As long as you use the types in this way, i.e. ignoring the a and b if the bool is false, you can treat the functions as equivalent.

2 Likes

Thank you for the overview on thinking of types algebraically. That also makes a lot of sense; it’s just like how logical operators correspond to arithmetic (i.e., AND is multiplication, OR is addition, etc.), and arithmetic laws apply to them as well (e.g. PQ + PR = P(Q + R)). Do you know of good resources to learn more about thinking of types algebraically (e.g., papers, books)? It makes sense, given that tuples and records are called product types and types that can be one of multiple things are called sum types; there’s already a hint at algebra that I have mostly ignored til now.
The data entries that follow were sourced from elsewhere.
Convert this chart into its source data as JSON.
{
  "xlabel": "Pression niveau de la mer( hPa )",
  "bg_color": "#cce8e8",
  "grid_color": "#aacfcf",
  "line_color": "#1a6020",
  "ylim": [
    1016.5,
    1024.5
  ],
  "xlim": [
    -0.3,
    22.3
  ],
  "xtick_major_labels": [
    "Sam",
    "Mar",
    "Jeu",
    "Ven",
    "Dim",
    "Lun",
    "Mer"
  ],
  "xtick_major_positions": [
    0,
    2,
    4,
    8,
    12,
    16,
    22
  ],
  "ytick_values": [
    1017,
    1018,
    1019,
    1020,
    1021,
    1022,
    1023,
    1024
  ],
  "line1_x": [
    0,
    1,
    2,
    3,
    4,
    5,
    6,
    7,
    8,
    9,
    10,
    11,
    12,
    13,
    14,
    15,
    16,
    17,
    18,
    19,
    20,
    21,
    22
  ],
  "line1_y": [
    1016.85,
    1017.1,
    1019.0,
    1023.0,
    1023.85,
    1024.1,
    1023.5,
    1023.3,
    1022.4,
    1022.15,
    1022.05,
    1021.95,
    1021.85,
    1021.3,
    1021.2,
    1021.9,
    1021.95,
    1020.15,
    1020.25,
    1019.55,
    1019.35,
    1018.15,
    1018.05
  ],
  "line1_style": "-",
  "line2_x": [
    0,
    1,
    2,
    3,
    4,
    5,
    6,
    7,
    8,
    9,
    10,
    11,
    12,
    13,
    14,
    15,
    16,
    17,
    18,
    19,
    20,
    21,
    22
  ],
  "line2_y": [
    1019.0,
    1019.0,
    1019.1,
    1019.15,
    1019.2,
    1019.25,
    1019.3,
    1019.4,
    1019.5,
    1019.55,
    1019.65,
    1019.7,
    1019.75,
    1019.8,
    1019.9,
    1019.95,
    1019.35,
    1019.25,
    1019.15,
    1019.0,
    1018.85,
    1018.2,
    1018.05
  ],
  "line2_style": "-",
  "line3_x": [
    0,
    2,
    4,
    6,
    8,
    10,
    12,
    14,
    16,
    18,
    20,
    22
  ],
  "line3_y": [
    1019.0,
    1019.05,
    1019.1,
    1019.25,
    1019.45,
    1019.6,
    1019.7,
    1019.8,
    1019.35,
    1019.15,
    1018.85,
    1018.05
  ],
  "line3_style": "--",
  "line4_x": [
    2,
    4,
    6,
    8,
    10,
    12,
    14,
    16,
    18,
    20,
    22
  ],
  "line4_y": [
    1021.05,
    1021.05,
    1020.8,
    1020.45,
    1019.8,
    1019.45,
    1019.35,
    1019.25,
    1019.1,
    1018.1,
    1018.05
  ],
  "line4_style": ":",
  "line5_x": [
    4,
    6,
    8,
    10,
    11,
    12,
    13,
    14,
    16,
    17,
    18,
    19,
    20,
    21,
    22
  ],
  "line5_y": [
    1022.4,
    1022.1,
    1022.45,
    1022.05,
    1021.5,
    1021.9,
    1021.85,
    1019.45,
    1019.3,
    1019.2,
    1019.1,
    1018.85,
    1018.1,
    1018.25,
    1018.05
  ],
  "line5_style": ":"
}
There’s a good blog post here: The algebra (and calculus!) of algebraic data types

And there’s a talk on YouTube:

3 Likes

Try expressing unfold via unfoldr and vice versa:

unfold done f g = unfoldr _
unfoldr f = unfold _ _ _

If you can fill the blanks, it means that functions are equivalent.

4 Likes
import Data.List (unfoldr)

unfold' :: (a -> (b, Maybe a)) -> a -> [b]
unfold' f = unfoldr (u . f)
    where
        u (b, Just a) = Just (b, a)
        u _           = Nothing

unfoldr' :: (b -> Maybe (a, b)) -> b -> [a]
unfoldr' f = unfold' (u . f)
    where
        u (Just (a, b)) = (a, Just b)
        u _             = (undefined, Nothing)

main = do
    print $ unfold' (\x -> (x, if x < 10 then Just (x + 1) else Nothing)) 0
    print $ unfoldr' (\x -> if x < 10 then Just (x, x + 1) else Nothing) 0

Is using undefined a valid option if you can prove you don’t reach it, or should you aim to do it like:

unfoldr' :: (b -> Maybe (a, b)) -> b -> [a]
unfoldr' f bb = case f bb of
    Nothing     -> []
    Just (x, _) -> let u (Just (a, b)) = (a, Just b)
                       u _             = (x, Nothing)
                   in unfold' (u . f) bb
2 Likes

You can show that the use of undefined is harmless by showing that it is never actually used. In this case, unfold' doesn’t use the first element of the tuple if the second element is not Just, so the undefined will never be used.

In real world code, you should be careful because a refactoring might silently change these assumptions. It would be a good idea to add clear comments explaining which parts of the code are involved in making sure that the undefined is not used.

4 Likes

It turns out that this was an exercise in this chapter from the book “The Fun of Programming,” chapter 3:
Origami Programming (ox.ac.uk). It’s on page 5 of the PDF, though it’s labeled as page 45.

This neat analysis shows that the arguments to unfold contain more information than necessary: We actually call the b -> a and the b -> b functions only for those b that don’t satisfy the stop condition b -> Bool.
Suppose you were to implement the

group :: Eq t => [t] -> [NonEmpty t]

using unfold. Here, b = [t] and a = NonEmpty t. The stop condition would be null, but then one of the other two functions must be partial: The first function Eq t => [t] -> NonEmpty t takes the longest non-empty prefix that equals the head, the second function drops that prefix.

1 Like